The President of the European Council, Donald Tusk, told Donald Trump, on his recent trip to several summits in Europe, that Germany continually runs a large trade surplus within the European Union, as well as with the U. S. I believe that the trade problem, in this case, is primarily due to Germany’s membership in the Euro Area, the 19 (of 28) E. U. members, that use the common currency, the Euro.

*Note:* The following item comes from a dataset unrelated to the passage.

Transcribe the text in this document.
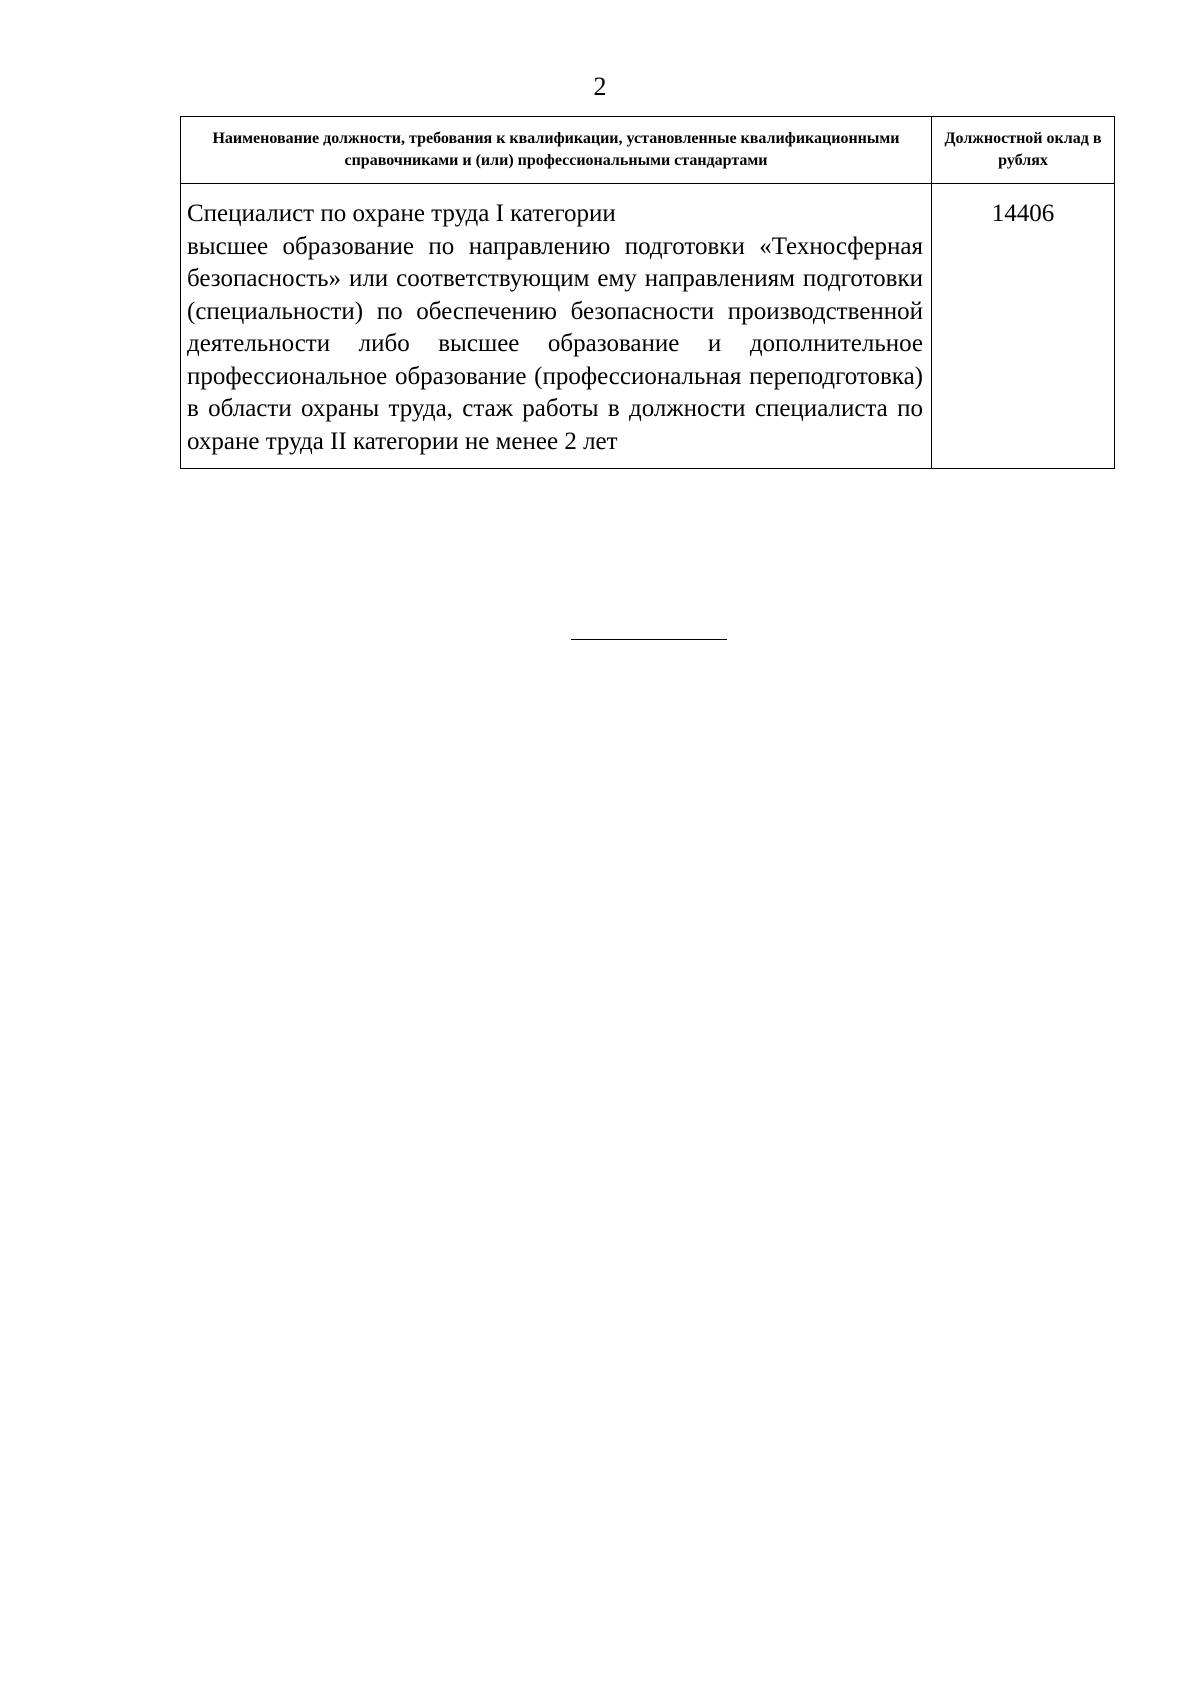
2
Наименование должности, требования к квалификации, установленные квалификационными справочниками и (или) профессиональными стандартами	Должностной оклад в рублях

Специалист по охране труда I категории
высшее образование по направлению подготовки «Техносферная безопасность» или соответствующим ему направлениям подготовки (специальности) по обеспечению безопасности производственной деятельности либо высшее образование и дополнительное профессиональное образование (профессиональная переподготовка) в области охраны труда, стаж работы в должности специалиста по охране труда II категории не менее 2 лет	14406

The reflection of Germany’s economic health is somewhat muddied since it shares the same currency as 18 other nations. Under normal conditions (a single-country currency), there is a self-regulating mechanism in foreign trade. Strong currencies create a price disadvantage for themselves, making their products more expensive than their overseas competitors. Likewise, weak currencies help expand trade exports; because, the nation’s products are more attractive, when priced in the weaker currency.
The single Euro currency must be valued the same way, however, by foreign-exchange traders, since it is the unit of exchange for all 19 nations. For Germany, and any other Eurozone members that run a trade surplus, this provides a perfectly legal advantage–the Euro is weaker than if it used the old Deutschmarks. The advantage, of using the Euro applies to transactions, both within the E. U. and globally. And the deficit nations must contend with a high-priced currency.
Accordingly, the Euro trades around the mean (roughly, the average) for the various nations in the Euro Area. This enables Germany to run a larger surplus than it otherwise would. And likewise, the negative impact of the stronger currency provides a price disadvantage for nations with weaker economies, that run a trade deficit.
In effect, Germany has maintained a low unemployment rate, 3.9% as of April, as compared to Spain at 17.8%, and Greece at 23.2%, by exporting its unemployment. Besides the great many benefits of membership in the European Union brings, they far outweigh the negatives. But, after so many years, the Euro Area needs to be changed, so that the E. U. remains relevant.
The convenience of a single currency—in two-thirds of the member nations—seems to be outweighed by the structural trade imbalance that the euro provides. And, that problem will never be solved as long as there is a common currency! Whether a Euro member is weak or strong, the common currency will keep them in that same alignment–and this needs to stop!
NOTE: Germany is merely taking advantage of an edge that is available to it; however, its actions might not be quite in keeping with the spirit of why the E. U. and the Euro Area were established.